Clinical aspect of anterior abdominal wall incisions

Anatomy of anterior abdominal wall incisions

Surgical incisions are made into the anterior abdominal wall primarily in order to gain access into the peritoneal cavity. Sometimes this situation is reversed to that the incision is made into the posterior abdominal wall in order to reach the retroperitoneal structures. These retroperitoneal structures like the kidneys, suprarenal glands, ascending and descending colon, duodenum and pancreas are best approached from the posterior abdominal wall incisions while intraperitoneal structures such as the intestines (small), sigmoid and transverse colon etc (stomach, liver, spleen) can be reached via the anterior abdominal wall incisions. There are several incisions which can be made into the anterior abdominal wall as follows

a. Gridiron incision- this incision is made into the anterior abdominal wall without cutting through their muscles. It is therefore called the split-muscle incision. This incision, takes into consideration, the path or course of the fibers of the muscles of the anterior abdominal wall. Hence it is noted that the external muscle/ aponeurosis runs downwards and forwards just like the external intercostal muscle. This is followed by the internal oblique muscle and aponeurosis which runs upwards and forwards and then by the transverses abdominis which runs transversely. A good example of the gridiron incision is that made for appendicectomy in order to expose the caecum and the appendix which the caecum carries. In this incision the knife is passed through the so called McBurney’s point, which is a point placed at the junction between the lateral and intermediate 1/3 of the line joining the umbilicus with the anterior superior iliac spine on the right. This incision runs downwards and forwards along the McBurney’s point and passes through the following layers

1. Skin

2. Campers fascia

3. Scarpa’s fascia

The next layer is the layer of external oblique aponeurosis and muscle

The fibers of this layer are split to make room for the incision rather than using a knife.

The next layer is the layer of the internal oblique and again the fibres of this muscle/aponeurosis are split along their course, which means the split runs upwards and forwards.

Finally the split in the fibers of the transversus abdominis runs transversely.

After the layers of the muscles, we then reach the parietal peritoneum.
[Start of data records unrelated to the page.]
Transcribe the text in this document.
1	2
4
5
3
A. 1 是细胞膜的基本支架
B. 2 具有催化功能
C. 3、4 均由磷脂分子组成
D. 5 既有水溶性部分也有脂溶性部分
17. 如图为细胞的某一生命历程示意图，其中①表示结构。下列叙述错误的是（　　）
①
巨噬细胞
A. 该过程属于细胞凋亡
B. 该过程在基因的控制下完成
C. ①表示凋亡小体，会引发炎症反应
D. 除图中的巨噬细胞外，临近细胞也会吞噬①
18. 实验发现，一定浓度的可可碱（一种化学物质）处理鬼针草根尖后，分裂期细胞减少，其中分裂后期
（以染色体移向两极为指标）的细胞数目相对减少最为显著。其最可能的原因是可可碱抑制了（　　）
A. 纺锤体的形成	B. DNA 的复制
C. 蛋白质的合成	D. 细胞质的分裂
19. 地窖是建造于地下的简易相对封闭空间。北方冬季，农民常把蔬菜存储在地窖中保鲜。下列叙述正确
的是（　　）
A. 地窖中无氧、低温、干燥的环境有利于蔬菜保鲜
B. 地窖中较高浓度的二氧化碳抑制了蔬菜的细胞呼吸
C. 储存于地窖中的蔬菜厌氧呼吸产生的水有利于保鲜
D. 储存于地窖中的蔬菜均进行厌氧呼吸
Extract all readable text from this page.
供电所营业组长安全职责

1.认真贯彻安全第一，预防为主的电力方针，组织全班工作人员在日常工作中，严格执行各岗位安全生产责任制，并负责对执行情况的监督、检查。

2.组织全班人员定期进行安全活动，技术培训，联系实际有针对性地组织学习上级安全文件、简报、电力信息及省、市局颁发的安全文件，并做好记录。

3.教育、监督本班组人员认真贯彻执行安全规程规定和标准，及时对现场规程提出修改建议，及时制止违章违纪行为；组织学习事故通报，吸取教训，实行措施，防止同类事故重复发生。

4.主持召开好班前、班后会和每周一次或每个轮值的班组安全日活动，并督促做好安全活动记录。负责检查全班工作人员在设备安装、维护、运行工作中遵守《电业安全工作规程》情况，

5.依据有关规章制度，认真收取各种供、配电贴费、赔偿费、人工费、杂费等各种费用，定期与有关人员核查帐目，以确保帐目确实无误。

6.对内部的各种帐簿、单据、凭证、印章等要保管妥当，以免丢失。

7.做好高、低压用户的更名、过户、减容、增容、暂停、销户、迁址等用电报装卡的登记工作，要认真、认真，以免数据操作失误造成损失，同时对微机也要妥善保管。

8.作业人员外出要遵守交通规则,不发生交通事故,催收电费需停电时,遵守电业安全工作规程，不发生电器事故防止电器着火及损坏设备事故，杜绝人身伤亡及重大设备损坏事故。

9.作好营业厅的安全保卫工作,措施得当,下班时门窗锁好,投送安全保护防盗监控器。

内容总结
This peritoneum is divided using a knife  longitudinally or transversely in order to expose the peritoneal cavity. The appendix may lie behind the caecum and this is the position preferred in 75% of cases- i.e. it is retrocecal or retroileal.

It also can lie in front of the cecum, Ie pre-ileal or it may be pelvic in position thereby lying in the abdominopelvic corridor or within the greater pelvis. It may be long or short and it may have various types of curvature. The cecum itself may be retroperitoneal which then renders the operation more delicate. But in most cases it is intraperitoneal and it can then be easily delivered through the incision to the outside where operation on its contained appendix takes.

After the procedure, the surgeon does not bother to stitch back the muscular layers. But he stitches the skin, superficial fasciae and parietal peritoneum. It is believed that the muscle fibers will realign once the operation is finished and therefore this method obviates the need for incision, or stitches into the muscles which normally will cause scar formation.

Midline incisions

These are incisions given to the linea alba either superior or inferior, i.e. below or above the umbilicus. They are very simple since they simply pass through the fibrous conglomeration which forms the linea alba. The incision only passes trough skin, superficial fascia, before reaching the linea alba. After the linea alba, the incision is made longitudinally into the parietal peritoneum. Its main advantage is speed. Hence it is favoured in Caesarean section, where speed is required in order to deliver the baby speedily. It has a major disadvantage which is that it heals with ugly scars and takes a long time to heal because of its relative avascularity.

Also the linea alba incisions are very simple to make and even to stitch back.

Paramedian incision

This type of incision passes throough the anterior abdominal wall and its various layers but avoids the midline or the linea laba. Examples include subcostal incision for splenectomy or other operations on the spleen. Another important incision is the transverse incision which is used for cosmetic reasons- called in gynaecology Pfannenstiel incision. This incision is placed in the hypogastrium and is used to access the pelvic organs such as uterus, fallopian tubes, ovaries, and male reproductive organs.

The incision passes through the skin, then superficial fasciae- Campers and Scarpa. Then it reaches the anterior wall of rectus sheath. The recti are then pushed laterally in order to expose the posterior sheath. This sheath is now divided in continuity with the parietal peritoneum and transversalis fascia. Below the arcuate line of Douglas there is no posterior wall of the rectus. The incision into the posterior structures now changes to a longitudinal one in order to adequately expose the peritoneal cavity. After the operation, the layers are closed up one by one until it reaches the skin

Another type of non midline incision is the common hernial incision. This incision is made with its inferior edge running from the external inguinal ring, backwards and upwards.